Setelah semua urusan di rumah sakit selesai, suasana di luar terasa tenang, seolah-olah alam pun merayakan kepulangan mereka. Fikriyyah, dengan wajah yang masih mencerminkan kelelahan, memutuskan untuk naik ojek online. Sementara itu, Anggi yang sudah siap dengan motor kesayangannya, menghampiri Gemani dan menawarkan tumpangan.
“Gem, sini naik sama aku,” ujar Anggi, wajahnya bersinar dengan kehangatan, sambil menyerahkan helm cadangan yang terlihat sedikit usang, namun masih layak pakai.
Gemani mengangguk pelan, merasakan campuran canggung dan lega. Dia menerima helm itu dan mengenakannya dengan hati-hati, mencium aroma khas kulit yang telah terpapar sinar matahari. “Ibu, kita ketemu di kontrakan, ya?” tanyanya kepada Fikriyyah.

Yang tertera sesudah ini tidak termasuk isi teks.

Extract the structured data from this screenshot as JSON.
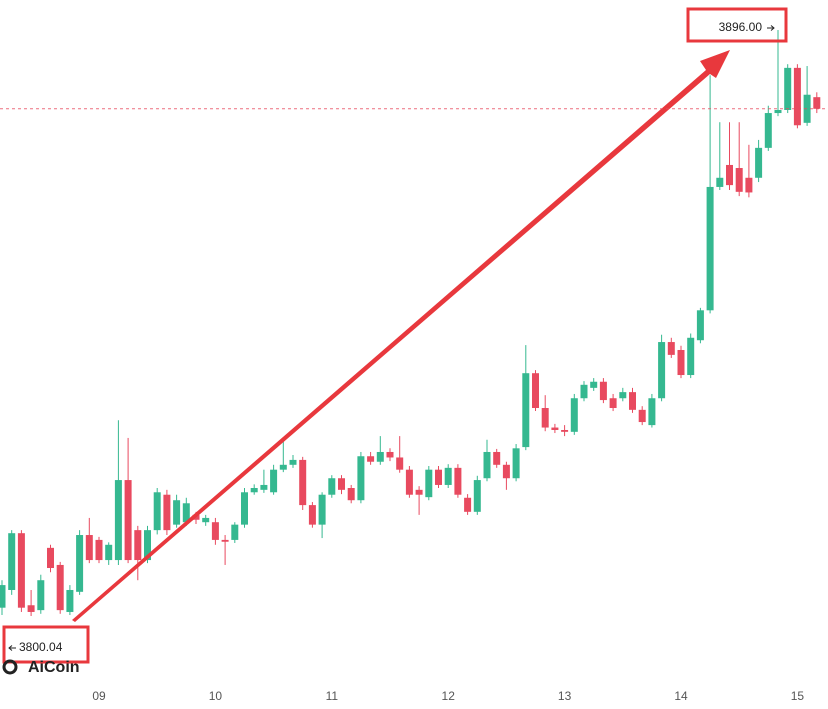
{
  "chart_data": {
    "type": "candlestick",
    "categories": [
      null,
      null,
      null,
      null,
      null,
      null,
      null,
      null,
      null,
      null,
      "09",
      null,
      null,
      null,
      null,
      null,
      null,
      null,
      null,
      null,
      null,
      null,
      "10",
      null,
      null,
      null,
      null,
      null,
      null,
      null,
      null,
      null,
      null,
      null,
      "11",
      null,
      null,
      null,
      null,
      null,
      null,
      null,
      null,
      null,
      null,
      null,
      "12",
      null,
      null,
      null,
      null,
      null,
      null,
      null,
      null,
      null,
      null,
      null,
      "13",
      null,
      null,
      null,
      null,
      null,
      null,
      null,
      null,
      null,
      null,
      null,
      "14",
      null,
      null,
      null,
      null,
      null,
      null,
      null,
      null,
      null,
      null,
      null,
      "15",
      null,
      null
    ],
    "open": [
      3801.4,
      3804.3,
      3813.6,
      3801.8,
      3801.0,
      3811.2,
      3808.4,
      3800.7,
      3804.0,
      3813.3,
      3812.5,
      3809.2,
      3809.2,
      3822.3,
      3814.1,
      3809.2,
      3814.1,
      3819.9,
      3815.0,
      3815.4,
      3816.6,
      3815.4,
      3815.4,
      3812.5,
      3812.5,
      3815.0,
      3820.3,
      3820.7,
      3820.3,
      3824.0,
      3824.8,
      3825.6,
      3818.2,
      3815.0,
      3819.9,
      3822.6,
      3821.0,
      3819.0,
      3826.2,
      3825.3,
      3826.9,
      3826.0,
      3824.0,
      3820.7,
      3819.5,
      3824.0,
      3821.5,
      3824.3,
      3819.4,
      3817.1,
      3822.6,
      3826.9,
      3824.8,
      3822.6,
      3827.7,
      3839.8,
      3834.1,
      3830.9,
      3830.5,
      3830.2,
      3835.7,
      3837.4,
      3838.4,
      3835.7,
      3835.7,
      3836.7,
      3833.8,
      3831.3,
      3835.7,
      3844.9,
      3843.6,
      3839.5,
      3845.2,
      3850.1,
      3870.3,
      3873.9,
      3873.4,
      3871.8,
      3871.8,
      3876.7,
      3882.4,
      3882.9,
      3889.8,
      3880.8,
      3885.0
    ],
    "high": [
      3805.9,
      3814.1,
      3814.1,
      3804.3,
      3806.8,
      3811.7,
      3808.9,
      3805.1,
      3814.1,
      3816.1,
      3813.0,
      3812.1,
      3832.1,
      3829.2,
      3814.8,
      3814.8,
      3821.0,
      3820.7,
      3819.9,
      3819.4,
      3817.1,
      3816.6,
      3816.1,
      3813.3,
      3815.4,
      3821.0,
      3821.6,
      3824.0,
      3824.8,
      3828.9,
      3826.4,
      3826.1,
      3818.7,
      3820.3,
      3823.1,
      3823.1,
      3821.5,
      3826.9,
      3826.9,
      3829.5,
      3827.5,
      3829.5,
      3824.6,
      3821.3,
      3824.6,
      3824.6,
      3824.9,
      3824.9,
      3820.0,
      3823.0,
      3828.9,
      3827.4,
      3825.3,
      3828.2,
      3844.4,
      3840.3,
      3836.2,
      3831.5,
      3831.3,
      3836.4,
      3838.5,
      3839.0,
      3839.0,
      3836.4,
      3837.4,
      3837.4,
      3834.4,
      3836.4,
      3846.1,
      3845.6,
      3844.3,
      3846.3,
      3850.5,
      3888.6,
      3880.9,
      3880.9,
      3880.9,
      3877.2,
      3878.0,
      3883.6,
      3896.0,
      3890.4,
      3890.4,
      3890.1,
      3885.8
    ],
    "low": [
      3800.2,
      3803.5,
      3800.7,
      3800.04,
      3800.4,
      3807.2,
      3800.4,
      3800.2,
      3803.5,
      3808.7,
      3808.7,
      3808.4,
      3808.4,
      3808.7,
      3805.9,
      3808.7,
      3813.4,
      3813.3,
      3814.5,
      3814.8,
      3815.1,
      3814.8,
      3811.7,
      3808.4,
      3812.0,
      3814.5,
      3819.9,
      3820.2,
      3819.9,
      3823.6,
      3824.3,
      3817.4,
      3814.5,
      3812.8,
      3819.4,
      3820.0,
      3818.5,
      3818.5,
      3824.8,
      3824.8,
      3825.4,
      3823.5,
      3819.4,
      3816.6,
      3819.0,
      3821.0,
      3821.0,
      3819.4,
      3816.6,
      3816.6,
      3822.1,
      3824.3,
      3820.7,
      3822.1,
      3827.2,
      3833.6,
      3830.3,
      3830.0,
      3829.5,
      3829.7,
      3835.2,
      3836.9,
      3834.9,
      3833.6,
      3835.2,
      3833.3,
      3831.3,
      3830.9,
      3835.2,
      3842.3,
      3839.0,
      3839.0,
      3844.7,
      3849.6,
      3869.8,
      3869.8,
      3868.8,
      3868.6,
      3871.1,
      3876.2,
      3881.9,
      3882.4,
      3879.9,
      3880.3,
      3882.4
    ],
    "close": [
      3805.1,
      3813.6,
      3801.4,
      3800.7,
      3805.9,
      3807.9,
      3801.0,
      3804.3,
      3813.3,
      3809.2,
      3809.2,
      3811.7,
      3822.3,
      3809.2,
      3809.2,
      3814.1,
      3820.3,
      3814.1,
      3819.0,
      3818.5,
      3815.8,
      3816.1,
      3812.5,
      3812.2,
      3815.0,
      3820.3,
      3821.0,
      3821.5,
      3824.0,
      3824.8,
      3825.6,
      3818.2,
      3815.0,
      3819.9,
      3822.6,
      3820.7,
      3819.0,
      3826.2,
      3825.3,
      3826.9,
      3826.0,
      3824.0,
      3819.9,
      3819.9,
      3824.0,
      3821.5,
      3824.3,
      3819.9,
      3817.1,
      3822.3,
      3826.9,
      3824.8,
      3822.6,
      3827.5,
      3839.8,
      3834.1,
      3830.9,
      3830.5,
      3830.2,
      3835.7,
      3837.9,
      3838.4,
      3835.4,
      3834.1,
      3836.7,
      3833.8,
      3831.8,
      3835.7,
      3844.9,
      3842.8,
      3839.5,
      3845.6,
      3850.1,
      3870.3,
      3871.8,
      3870.6,
      3869.5,
      3869.4,
      3876.7,
      3882.4,
      3882.9,
      3889.8,
      3880.4,
      3885.4,
      3883.1
    ],
    "up_color": "#35b890",
    "down_color": "#e84a5f",
    "annotations": [
      {
        "value": 3896.0,
        "label": "3896.00"
      },
      {
        "value": 3800.04,
        "label": "3800.04"
      }
    ],
    "watermark": "AiCoin"
  }
}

“Iya, sayang. Ibu naik ojek. Kamu hati-hati ya,” balas Fikriyyah, matanya menatap penuh perhatian, memastikan semua barang bawaan mereka sudah beres sebelum memisahkan diri.
Setelah semua siap, Anggi menyalakan motor, suara mesinnya memecah kesunyian sore. Mereka pun berangkat, menyusuri jalan yang berkelok-kelok, terasa lebih ringan dibandingkan saat berangkat ke rumah sakit. Angin sepoi-sepoi menyapu wajah Gemani, membawanya kembali ke masa-masa ketika ia merasa lebih kuat.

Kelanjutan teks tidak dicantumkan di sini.